En France, les parents de Vincent Lambert se résignent à sa mort

La famille Lambert s’affronte sur le sort de Vincent depuis dix ans devant les tribunaux.
Photo: Fançois Nascimbeni Agence France-Presse La famille Lambert s’affronte sur le sort de Vincent depuis dix ans devant les tribunaux.

Les parents de Vincent Lambert, patient tétraplégique en état végétatif depuis presque 11 ans et devenu le symbole du débat en France sur la fin de vie, se sont résignés lundi à la mort « inéluctable » de leur fils, après l’arrêt des traitements le maintenant en vie. « La mort de Vincent est désormais inéluctable » et « nous ne pouvons que nous [y] résigner », ont déclaré lundi ses parents dans une lettre ouverte communiquée à l’AFP par l’un de leurs avocats.

« Nos avocats ont multiplié ces derniers jours encore les recours et mené d’ultimes actions pour faire respecter le recours suspensif devant l’ONU qui bénéficiait à Vincent. En vain », écrivent Viviane et Pierre Lambert ainsi que la soeur de Vincent, Anne Lambert, et son demi-frère David Philippon dans ce courrier adressé à leurs « amis » qui les ont « tant soutenus » ces dernières années.
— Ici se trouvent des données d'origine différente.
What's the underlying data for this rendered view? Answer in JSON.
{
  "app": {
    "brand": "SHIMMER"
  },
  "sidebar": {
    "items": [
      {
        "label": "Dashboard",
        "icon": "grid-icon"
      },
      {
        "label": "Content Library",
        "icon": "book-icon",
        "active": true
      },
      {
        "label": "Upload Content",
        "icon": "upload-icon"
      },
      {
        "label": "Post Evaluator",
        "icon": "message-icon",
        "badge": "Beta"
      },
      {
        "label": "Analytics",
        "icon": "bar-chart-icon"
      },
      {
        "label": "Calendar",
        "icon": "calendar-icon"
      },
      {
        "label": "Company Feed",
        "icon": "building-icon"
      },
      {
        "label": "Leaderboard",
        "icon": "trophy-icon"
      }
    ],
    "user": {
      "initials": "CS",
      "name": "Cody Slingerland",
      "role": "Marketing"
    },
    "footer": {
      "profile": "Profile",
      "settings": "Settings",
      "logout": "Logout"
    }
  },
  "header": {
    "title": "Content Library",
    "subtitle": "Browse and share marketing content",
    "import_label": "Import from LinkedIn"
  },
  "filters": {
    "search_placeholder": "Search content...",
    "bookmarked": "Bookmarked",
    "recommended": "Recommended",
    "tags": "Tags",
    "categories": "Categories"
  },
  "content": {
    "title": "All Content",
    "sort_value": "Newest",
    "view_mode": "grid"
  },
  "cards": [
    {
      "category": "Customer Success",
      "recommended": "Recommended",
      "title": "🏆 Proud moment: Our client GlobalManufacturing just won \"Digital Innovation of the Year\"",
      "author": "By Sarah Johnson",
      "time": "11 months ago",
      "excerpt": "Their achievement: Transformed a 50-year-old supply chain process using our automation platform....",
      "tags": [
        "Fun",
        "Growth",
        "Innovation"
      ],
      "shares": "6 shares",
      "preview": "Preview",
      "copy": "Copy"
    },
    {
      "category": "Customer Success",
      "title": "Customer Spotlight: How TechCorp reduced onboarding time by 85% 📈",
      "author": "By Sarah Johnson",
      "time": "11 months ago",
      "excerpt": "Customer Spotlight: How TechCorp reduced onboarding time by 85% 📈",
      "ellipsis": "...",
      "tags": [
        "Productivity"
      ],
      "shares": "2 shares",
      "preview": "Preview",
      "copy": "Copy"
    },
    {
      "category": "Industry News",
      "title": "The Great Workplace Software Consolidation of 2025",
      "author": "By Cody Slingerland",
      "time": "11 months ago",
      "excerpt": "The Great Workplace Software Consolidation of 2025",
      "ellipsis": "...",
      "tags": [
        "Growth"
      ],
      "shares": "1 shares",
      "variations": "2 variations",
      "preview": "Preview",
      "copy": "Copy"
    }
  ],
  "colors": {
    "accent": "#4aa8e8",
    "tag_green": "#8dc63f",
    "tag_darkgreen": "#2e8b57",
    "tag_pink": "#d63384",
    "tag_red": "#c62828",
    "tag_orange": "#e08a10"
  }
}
Le cas de Vincent Lambert, ancien infirmier de 42 ans, victime d’un accident de la route en 2008, devenu tétraplégique en état végétatif et hospitalisé à Reims, était devenu le symbole du débat sur la fin de vie en France. C’est aussi l’histoire d’un déchirement familial. La famille Lambert s’affronte depuis dix ans sur son cas, devant les tribunaux. L’épouse est soutenue par six frères et soeurs et un neveu du patient, qui entendent mettre fin à un « acharnement thérapeutique » et affirment qu’avant son accident, Vincent Lambert avait dit souhaiter ne jamais en être victime. Selon eux, Vincent leur avait confié oralement préférer mourir que vivre « comme un légume ». Il n’a toutefois jamais rédigé de directive anticipée.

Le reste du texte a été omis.